Not all deaths in the military come from combat, or during wars:
Interestingly, in the raw numbers, the wars in Iraq and Afghanistan had death counts that were actually matched or surpassed by those of the military in the early 1980s, when the US was mostly at peace. When the graph is by deaths as a percentage of the active duty military, that changes:
In this case, the percentage of deaths rises higher during the 2000s than it was during the 1980s.
Some of the differences come simply from size. The military of the 2000s was about two-thirds the size of the military of 1980s and thus, by demographics alone, that larger population would see more deaths. But what is most notable is the way that both accidents and homicides have gone down.

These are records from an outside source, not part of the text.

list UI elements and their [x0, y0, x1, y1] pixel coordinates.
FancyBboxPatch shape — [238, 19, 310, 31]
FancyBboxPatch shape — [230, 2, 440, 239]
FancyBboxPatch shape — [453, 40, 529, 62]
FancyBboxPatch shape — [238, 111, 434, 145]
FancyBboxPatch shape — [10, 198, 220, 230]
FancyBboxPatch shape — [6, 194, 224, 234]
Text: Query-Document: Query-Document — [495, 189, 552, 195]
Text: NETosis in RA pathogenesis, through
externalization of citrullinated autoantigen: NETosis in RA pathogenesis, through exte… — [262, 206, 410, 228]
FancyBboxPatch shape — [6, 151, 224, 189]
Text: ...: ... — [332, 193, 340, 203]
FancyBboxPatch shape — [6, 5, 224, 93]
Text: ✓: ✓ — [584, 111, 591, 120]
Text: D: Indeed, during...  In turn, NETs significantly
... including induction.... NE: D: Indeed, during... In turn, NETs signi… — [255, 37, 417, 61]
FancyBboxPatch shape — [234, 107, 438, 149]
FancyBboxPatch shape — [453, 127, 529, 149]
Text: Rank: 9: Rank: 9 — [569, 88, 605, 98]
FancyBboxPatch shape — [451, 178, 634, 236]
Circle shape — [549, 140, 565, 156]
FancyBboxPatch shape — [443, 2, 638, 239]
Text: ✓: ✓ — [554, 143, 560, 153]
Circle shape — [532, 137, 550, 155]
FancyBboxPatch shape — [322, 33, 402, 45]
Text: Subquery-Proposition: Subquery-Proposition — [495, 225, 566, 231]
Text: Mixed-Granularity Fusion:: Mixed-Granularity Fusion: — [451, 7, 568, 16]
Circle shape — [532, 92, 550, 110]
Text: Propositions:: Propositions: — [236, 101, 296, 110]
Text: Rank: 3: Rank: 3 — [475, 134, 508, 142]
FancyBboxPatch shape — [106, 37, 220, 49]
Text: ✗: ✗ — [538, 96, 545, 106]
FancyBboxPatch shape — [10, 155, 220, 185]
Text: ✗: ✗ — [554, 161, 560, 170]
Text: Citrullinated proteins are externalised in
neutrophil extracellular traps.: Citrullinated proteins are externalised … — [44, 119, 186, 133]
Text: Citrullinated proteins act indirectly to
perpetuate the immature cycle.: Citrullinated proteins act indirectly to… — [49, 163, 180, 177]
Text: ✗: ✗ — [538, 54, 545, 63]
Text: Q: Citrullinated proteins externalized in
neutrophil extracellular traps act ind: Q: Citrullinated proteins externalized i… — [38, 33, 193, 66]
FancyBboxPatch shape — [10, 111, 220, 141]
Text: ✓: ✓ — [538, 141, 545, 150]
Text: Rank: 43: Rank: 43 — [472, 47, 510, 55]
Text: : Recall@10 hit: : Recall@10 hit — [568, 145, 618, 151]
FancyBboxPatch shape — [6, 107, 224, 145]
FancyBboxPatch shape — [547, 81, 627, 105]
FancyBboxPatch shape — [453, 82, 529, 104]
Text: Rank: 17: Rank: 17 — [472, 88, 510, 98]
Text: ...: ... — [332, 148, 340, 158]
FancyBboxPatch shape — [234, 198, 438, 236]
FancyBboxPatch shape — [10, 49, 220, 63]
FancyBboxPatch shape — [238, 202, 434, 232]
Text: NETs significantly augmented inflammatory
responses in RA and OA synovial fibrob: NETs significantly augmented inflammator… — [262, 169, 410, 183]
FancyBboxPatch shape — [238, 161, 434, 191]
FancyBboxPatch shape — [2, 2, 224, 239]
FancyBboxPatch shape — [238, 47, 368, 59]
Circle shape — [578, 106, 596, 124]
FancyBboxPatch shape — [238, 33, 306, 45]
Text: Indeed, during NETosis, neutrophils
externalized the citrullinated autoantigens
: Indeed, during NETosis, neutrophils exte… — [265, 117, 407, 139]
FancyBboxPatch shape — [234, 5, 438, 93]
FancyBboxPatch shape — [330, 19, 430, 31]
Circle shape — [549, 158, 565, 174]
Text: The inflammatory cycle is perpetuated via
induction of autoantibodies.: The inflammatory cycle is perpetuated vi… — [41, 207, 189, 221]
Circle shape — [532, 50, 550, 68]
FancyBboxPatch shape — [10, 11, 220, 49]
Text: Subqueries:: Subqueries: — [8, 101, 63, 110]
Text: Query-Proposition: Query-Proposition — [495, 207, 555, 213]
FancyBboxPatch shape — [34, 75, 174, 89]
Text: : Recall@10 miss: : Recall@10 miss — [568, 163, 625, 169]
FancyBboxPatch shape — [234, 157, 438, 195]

Accidents from 2005-2010 averaged approximately one-third the 1980-85 number, and murders from 2005-2010 averaged approximately two-fifths of the 1980-85 figures. Some of that reduction is from the smaller force, but the reduction is much more than the reduction in force size.
Given its population, it is interesting to think of the military as a quite large American city. Using 2010 figures, in 1980, the US military was Houston. In 2010, it was San Antonio. Just like those two cities, the military comes with all the ordinary everyday occurrences of life that have nothing to do with war or combat and some of those – accidents and homicides – lead to the death of its residents.
P.S. I didn’t talk about suicide in the military because that’s worthy of an entirely independent post, which I will get to if and when I can.